I'm glad to announce that two of our publications have been accepted at EMNLP 2020!
- In MultiCQA, we study the zero-shot transfer capabilities of
text matching models on a massive scale, by self-supervised training on 140 source domains from
community question answering forums in English. We surprisingly find that neither domain
similarity nor data size are critical factors for the best zero-shot transferability. We also demonstrate that considering a broad selection of source domains is crucial for obtaining the best zero-shot transfer performances, which contrasts the standard procedure that merely relies on the largest and most similar ones.

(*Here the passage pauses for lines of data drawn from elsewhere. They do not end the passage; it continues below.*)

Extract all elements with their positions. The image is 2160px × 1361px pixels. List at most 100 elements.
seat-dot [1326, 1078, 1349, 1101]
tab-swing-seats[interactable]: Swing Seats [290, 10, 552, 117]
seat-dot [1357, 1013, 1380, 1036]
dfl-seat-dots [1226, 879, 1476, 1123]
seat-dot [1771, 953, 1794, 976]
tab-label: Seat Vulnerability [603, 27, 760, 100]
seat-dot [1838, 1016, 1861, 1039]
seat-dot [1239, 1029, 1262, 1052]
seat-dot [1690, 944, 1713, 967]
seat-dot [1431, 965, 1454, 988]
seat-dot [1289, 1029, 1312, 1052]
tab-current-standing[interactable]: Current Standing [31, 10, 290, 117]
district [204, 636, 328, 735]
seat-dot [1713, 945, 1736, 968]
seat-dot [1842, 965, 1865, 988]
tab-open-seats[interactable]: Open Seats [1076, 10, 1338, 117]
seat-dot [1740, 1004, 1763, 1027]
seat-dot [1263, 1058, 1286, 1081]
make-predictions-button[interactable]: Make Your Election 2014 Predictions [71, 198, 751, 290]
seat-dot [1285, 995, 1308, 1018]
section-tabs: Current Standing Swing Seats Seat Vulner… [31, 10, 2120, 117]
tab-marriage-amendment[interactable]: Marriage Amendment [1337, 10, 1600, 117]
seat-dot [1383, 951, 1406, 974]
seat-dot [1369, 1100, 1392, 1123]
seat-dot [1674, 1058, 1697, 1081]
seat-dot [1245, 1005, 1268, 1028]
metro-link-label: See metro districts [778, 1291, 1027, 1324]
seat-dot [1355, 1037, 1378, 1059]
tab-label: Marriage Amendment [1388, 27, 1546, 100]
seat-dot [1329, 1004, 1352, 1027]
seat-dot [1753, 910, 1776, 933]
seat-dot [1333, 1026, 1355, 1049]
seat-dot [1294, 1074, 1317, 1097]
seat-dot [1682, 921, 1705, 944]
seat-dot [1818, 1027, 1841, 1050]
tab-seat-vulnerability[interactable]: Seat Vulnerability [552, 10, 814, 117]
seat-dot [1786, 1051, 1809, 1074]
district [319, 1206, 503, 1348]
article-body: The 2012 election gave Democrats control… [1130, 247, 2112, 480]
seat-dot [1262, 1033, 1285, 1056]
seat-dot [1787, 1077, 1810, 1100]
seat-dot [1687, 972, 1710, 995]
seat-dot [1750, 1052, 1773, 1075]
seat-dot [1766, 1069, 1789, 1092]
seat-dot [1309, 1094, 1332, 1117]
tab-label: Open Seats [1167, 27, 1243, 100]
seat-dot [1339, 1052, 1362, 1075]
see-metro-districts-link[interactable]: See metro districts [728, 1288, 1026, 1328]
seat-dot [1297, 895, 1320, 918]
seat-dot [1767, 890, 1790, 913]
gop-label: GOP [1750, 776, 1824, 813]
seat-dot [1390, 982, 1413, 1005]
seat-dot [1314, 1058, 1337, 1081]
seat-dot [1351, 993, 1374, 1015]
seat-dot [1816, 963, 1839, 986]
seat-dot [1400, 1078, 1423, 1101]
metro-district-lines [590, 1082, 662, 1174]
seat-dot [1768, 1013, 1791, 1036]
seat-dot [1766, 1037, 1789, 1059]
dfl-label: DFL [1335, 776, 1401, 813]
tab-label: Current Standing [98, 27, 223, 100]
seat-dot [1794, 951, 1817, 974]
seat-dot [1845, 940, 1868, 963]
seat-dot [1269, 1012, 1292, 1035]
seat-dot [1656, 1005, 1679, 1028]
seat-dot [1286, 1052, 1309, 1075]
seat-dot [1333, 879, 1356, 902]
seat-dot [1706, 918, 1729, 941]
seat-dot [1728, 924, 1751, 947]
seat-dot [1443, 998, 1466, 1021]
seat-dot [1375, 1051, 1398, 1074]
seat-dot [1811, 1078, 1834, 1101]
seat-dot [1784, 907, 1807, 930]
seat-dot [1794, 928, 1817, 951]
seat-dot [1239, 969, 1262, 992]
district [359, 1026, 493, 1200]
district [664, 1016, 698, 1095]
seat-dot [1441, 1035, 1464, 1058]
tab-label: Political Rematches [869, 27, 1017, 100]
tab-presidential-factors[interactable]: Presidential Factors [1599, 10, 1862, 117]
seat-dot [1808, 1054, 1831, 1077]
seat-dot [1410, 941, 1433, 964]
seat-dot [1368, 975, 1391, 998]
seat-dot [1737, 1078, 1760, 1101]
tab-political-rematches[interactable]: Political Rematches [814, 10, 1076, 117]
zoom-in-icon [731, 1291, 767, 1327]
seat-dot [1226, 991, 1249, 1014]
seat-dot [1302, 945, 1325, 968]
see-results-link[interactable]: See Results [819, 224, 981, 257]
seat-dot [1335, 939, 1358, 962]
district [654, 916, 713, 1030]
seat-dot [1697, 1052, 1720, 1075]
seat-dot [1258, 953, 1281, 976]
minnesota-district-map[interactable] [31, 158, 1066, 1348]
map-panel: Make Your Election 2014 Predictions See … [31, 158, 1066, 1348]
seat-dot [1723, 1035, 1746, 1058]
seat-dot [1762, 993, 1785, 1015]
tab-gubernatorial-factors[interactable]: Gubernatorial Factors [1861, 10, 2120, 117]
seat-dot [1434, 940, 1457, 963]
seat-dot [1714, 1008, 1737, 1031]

We extensively study how to best combine multiple source domains and propose incorporating self-supervised with supervised multi-task learning.
Our MultiCQA model trained on all available source domains
considerably outperforms in-domain BERT on six out of nine benchmarks.
- In AdapterHub, we present a novel framework for adapting transformers, built on top of the popular HuggingFace Transformers library.
AdapterHub covers the entire lifecycle of training, sharing, and reusing adapter models in state-of-the-art pre-trained transformers such as BERT, RoBERTa, and XLM-R.
AdapterHub provides researchers with a unified interface to the most recent adapter architectures and composition techniques, and it allows dynamic "stitching-in" of pre-trained adapters for different tasks and languages.
Researchers can easily export their adapters and share them with the community through our central repository.